Selain itu, ia juga menyebukan, sekitar 70 persen sektor migas di Indonesia telah dikuasai oleh Multinational Corporation (MNC/Perusahaan Multinasional) asing. Lalu, 75 persen menguasai pertambangan batubara, bauksit, nikel dan timah.
“Dan 85 persen tambang emas Indonesia dikuasai oleh asing,” imbuhnya.

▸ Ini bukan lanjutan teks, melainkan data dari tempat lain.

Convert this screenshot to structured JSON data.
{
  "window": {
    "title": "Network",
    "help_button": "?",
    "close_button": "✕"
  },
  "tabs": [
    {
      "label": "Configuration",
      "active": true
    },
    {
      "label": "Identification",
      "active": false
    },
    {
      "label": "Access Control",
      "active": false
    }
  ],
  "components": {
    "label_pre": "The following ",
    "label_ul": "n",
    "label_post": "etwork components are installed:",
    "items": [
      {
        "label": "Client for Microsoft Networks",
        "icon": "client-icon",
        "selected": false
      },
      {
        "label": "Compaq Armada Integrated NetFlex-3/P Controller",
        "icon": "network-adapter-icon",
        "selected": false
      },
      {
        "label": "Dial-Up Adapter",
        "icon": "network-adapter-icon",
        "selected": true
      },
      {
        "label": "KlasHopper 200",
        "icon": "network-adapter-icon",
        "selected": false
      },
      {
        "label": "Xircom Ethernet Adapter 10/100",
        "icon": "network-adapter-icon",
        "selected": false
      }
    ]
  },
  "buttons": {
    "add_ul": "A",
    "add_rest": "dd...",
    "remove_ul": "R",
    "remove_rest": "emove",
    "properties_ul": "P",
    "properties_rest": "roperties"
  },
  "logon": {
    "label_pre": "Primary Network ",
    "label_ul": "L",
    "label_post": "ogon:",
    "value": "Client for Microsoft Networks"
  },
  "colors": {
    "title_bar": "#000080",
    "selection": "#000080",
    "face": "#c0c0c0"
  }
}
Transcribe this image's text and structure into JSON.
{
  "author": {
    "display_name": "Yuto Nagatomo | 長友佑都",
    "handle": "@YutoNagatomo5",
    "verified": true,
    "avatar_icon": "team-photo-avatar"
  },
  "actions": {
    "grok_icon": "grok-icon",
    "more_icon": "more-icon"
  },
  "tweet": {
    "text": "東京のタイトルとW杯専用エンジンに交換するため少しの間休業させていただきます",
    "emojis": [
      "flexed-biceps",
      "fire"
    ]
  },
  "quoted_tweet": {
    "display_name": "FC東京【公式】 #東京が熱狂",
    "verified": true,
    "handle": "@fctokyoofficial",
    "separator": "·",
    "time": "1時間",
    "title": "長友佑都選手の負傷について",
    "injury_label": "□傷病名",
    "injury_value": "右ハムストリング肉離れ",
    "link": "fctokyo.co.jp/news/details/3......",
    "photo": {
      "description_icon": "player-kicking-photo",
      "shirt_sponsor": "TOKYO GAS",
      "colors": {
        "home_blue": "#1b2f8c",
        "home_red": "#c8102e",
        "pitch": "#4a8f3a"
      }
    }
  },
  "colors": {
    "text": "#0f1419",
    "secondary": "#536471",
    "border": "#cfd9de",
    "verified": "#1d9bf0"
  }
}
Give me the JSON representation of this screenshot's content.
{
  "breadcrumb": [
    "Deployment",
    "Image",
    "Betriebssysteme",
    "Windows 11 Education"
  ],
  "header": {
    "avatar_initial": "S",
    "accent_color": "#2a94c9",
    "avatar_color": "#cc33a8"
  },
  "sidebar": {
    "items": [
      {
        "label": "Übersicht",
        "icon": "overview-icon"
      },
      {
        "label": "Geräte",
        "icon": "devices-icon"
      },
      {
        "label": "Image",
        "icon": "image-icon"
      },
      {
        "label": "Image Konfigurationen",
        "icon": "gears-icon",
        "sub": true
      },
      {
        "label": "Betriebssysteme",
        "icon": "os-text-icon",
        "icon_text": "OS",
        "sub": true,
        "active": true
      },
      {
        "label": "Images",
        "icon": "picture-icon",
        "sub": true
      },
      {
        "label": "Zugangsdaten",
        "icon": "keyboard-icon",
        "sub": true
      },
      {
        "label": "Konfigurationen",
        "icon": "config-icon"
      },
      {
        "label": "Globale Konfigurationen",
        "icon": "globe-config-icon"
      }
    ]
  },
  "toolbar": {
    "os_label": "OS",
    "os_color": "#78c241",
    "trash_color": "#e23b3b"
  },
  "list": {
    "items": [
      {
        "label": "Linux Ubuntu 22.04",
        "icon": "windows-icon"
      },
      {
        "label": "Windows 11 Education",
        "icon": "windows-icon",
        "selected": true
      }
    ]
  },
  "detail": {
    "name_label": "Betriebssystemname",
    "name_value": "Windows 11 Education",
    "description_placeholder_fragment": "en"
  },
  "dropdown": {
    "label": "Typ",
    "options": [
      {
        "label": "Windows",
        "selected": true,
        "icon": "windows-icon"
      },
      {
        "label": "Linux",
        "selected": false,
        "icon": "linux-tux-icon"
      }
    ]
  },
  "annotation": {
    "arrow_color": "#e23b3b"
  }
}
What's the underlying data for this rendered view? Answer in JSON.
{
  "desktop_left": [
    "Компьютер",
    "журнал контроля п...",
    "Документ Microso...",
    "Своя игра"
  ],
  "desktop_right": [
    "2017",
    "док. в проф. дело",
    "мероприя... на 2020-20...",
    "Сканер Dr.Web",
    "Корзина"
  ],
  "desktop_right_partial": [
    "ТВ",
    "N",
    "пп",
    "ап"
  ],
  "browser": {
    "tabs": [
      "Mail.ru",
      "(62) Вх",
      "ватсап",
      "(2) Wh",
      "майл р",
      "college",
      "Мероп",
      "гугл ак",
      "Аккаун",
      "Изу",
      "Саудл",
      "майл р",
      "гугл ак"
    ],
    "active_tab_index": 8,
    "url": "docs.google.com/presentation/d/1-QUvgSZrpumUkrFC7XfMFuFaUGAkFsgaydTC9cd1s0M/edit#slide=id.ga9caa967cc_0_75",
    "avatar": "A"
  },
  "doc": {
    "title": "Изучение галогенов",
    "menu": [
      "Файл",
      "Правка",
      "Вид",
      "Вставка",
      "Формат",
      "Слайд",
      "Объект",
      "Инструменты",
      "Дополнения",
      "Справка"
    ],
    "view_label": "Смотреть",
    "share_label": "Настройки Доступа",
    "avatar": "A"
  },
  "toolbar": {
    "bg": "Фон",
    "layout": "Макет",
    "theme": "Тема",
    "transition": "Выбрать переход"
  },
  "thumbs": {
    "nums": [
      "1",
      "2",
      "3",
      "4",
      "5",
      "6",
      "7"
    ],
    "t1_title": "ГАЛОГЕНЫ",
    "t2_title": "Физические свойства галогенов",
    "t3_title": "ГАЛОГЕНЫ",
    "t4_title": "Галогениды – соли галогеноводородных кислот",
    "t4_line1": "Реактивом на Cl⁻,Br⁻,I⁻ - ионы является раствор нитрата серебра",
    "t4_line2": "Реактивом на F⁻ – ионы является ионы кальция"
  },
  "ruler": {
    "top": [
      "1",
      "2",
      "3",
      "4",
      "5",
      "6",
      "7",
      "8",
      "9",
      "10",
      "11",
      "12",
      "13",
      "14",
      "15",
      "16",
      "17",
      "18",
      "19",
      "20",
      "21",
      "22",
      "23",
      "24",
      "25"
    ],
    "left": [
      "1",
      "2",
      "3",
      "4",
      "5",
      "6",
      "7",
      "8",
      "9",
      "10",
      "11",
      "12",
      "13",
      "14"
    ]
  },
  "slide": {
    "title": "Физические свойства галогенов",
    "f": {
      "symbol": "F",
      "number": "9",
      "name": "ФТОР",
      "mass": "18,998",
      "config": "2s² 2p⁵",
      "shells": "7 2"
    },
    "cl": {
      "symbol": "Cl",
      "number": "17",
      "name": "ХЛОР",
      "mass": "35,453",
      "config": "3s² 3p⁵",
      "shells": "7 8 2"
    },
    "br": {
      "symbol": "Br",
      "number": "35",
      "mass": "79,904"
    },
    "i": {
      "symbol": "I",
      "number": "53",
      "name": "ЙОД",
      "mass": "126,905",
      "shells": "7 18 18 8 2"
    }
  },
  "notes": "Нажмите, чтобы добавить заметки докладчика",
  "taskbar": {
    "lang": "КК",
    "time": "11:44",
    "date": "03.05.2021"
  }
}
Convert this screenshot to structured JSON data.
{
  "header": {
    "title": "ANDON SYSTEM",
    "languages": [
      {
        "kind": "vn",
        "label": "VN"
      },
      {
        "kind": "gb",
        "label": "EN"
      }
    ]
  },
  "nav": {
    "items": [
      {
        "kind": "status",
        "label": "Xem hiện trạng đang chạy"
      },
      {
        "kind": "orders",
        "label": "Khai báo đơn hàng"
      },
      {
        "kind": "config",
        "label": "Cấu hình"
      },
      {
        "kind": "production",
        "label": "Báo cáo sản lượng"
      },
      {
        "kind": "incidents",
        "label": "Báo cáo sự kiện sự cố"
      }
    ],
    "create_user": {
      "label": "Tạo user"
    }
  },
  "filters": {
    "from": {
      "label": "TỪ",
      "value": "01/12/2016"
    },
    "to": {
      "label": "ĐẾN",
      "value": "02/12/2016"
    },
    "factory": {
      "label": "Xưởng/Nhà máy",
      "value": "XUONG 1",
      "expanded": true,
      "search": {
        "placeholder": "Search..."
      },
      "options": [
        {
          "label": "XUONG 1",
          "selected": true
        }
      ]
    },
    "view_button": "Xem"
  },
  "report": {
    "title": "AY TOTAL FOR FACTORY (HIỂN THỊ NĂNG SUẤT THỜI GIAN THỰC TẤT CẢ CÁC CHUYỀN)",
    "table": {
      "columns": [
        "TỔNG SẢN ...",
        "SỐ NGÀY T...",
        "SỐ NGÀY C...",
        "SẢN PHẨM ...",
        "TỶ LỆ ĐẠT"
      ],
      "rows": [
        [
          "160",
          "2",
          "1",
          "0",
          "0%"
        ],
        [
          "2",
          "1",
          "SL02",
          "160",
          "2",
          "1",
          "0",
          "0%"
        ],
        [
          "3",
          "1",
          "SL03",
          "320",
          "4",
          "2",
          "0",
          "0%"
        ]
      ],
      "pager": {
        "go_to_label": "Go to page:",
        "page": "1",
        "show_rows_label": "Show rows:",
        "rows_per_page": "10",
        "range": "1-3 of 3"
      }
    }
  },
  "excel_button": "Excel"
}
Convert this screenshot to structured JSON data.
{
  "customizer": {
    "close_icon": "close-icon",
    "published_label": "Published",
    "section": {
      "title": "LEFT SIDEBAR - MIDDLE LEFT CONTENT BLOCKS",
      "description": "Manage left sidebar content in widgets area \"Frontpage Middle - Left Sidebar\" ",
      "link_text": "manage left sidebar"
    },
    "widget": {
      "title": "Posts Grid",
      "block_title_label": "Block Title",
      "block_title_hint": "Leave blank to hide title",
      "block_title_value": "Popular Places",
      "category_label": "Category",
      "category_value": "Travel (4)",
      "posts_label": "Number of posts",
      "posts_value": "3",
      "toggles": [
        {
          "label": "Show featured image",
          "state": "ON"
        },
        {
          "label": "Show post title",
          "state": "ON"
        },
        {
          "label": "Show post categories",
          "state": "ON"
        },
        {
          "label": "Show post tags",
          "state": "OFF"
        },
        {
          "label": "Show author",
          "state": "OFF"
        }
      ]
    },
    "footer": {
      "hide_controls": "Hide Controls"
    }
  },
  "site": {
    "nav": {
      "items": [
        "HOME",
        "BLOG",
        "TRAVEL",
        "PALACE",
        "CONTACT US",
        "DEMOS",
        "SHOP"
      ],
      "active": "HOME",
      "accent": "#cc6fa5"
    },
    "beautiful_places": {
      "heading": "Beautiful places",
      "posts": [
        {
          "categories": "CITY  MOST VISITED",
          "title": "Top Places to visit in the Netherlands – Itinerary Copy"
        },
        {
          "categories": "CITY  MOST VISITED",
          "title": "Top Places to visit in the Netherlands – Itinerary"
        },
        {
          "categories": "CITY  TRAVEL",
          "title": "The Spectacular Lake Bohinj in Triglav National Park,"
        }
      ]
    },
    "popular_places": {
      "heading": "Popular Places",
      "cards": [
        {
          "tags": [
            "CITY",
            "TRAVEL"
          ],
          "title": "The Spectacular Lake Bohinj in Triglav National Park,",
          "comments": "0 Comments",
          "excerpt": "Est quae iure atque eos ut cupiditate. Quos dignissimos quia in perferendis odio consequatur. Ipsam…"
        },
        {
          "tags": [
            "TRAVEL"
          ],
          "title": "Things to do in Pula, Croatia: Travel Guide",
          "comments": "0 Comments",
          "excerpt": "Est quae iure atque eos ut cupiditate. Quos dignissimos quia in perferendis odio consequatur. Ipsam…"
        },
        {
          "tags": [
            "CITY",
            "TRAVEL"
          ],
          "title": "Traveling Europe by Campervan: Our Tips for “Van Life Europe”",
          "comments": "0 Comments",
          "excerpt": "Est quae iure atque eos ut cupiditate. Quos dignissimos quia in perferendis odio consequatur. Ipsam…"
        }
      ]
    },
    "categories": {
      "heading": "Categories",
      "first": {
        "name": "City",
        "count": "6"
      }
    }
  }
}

Kemudian, di sektor jasa komunikasi, lanjut Akhlis, sejak dekade ini, juga telah dikuasai oleh pihak asing. Ia menyebut, saham Telkomsel Indonesia dikuasai oleh Sing Tel (Singapura). Saham XL Axiata, 66,5 persen dikuasai oleh Axiata Berhad (Malaysia). 65 persen saham PT Indosat dikuasai oleh Ooredo Asia (Qatar), serta 60 persen saham Hutchison Tri dikuasai oleh Hutchison Wampoa (Hong Kong).
Akhlis juga memaparkan, bahwa saat ini imperialisme Tiongkok telah menyebar di berbagai sektor ekonomi dunia. Di mencontohkan, kiprah Tiongkok di Amerika, salah satunya telah “menguasai” Walt-Mart, raksasa hypermarket dunia, yang pernah dilaporkan bahwa, sekitar 50-60 persen produk yang beredar di Walt-Mart Amerika, berasal dari Tiongkok.
Belum lagi pengaruh-pengaruh Tiongkok di sektor ekonomi dunia lainnya. Akhlis meyakini, dengan adanya hegemoni ini, akan menimbulkan kondisi “unfair trade” (perdagangan yang tidak merata).
Kondisi tersebut, menurutnya, akan melahirkan beberapa kondisi yang negatif, terkait ekonomi dunia, khususnya di kawasan Asia dan Asia Tenggara.
Di antara Kondisi tersebut, ialah negara-negara di Delta Mekong (Vietnam, Laos dan Kamboja) dan Indonesia, hanya bertindak sebagai pemasok bahan baku bagi industri manufaktur Tiongkok. Sementara Tiongkok membanjiri produk-produk murah meriah, dengan kualitas rendah di negara tadi.
Hal ini diperparah lagi kawasan Delta Mekong belum menjadi anggota WTO (Organisasi Perdagangan Dunia).
Selain itu, lanjutnya, Tiongkok sebagai kreditur, akan menciptakan ‘lingkaran setan kredit’ di kawasan Delta Mekong, mungkin termasuk di Indonesia.
Hal ini, menurut Akhlis lagi, justru akan membuat ketergantungan lebih besar pada Tiongkok, dan membuat posisi tawar Tiongkok semakin besar, dalam menekan negara tujuan ekspornya.
Akibatnya, negara debitur semakin mudah didikte oleh Tiongkok.
“Akibat selanjutnya adalah, gulung tikarnya perusahaan skala kecil dan menengah, termasuk home industries, yang berakibat pengangguran dan bertransformasinya usaha kecil menengah (UKM) tadi, menjadi sektor informal,” ulasnya.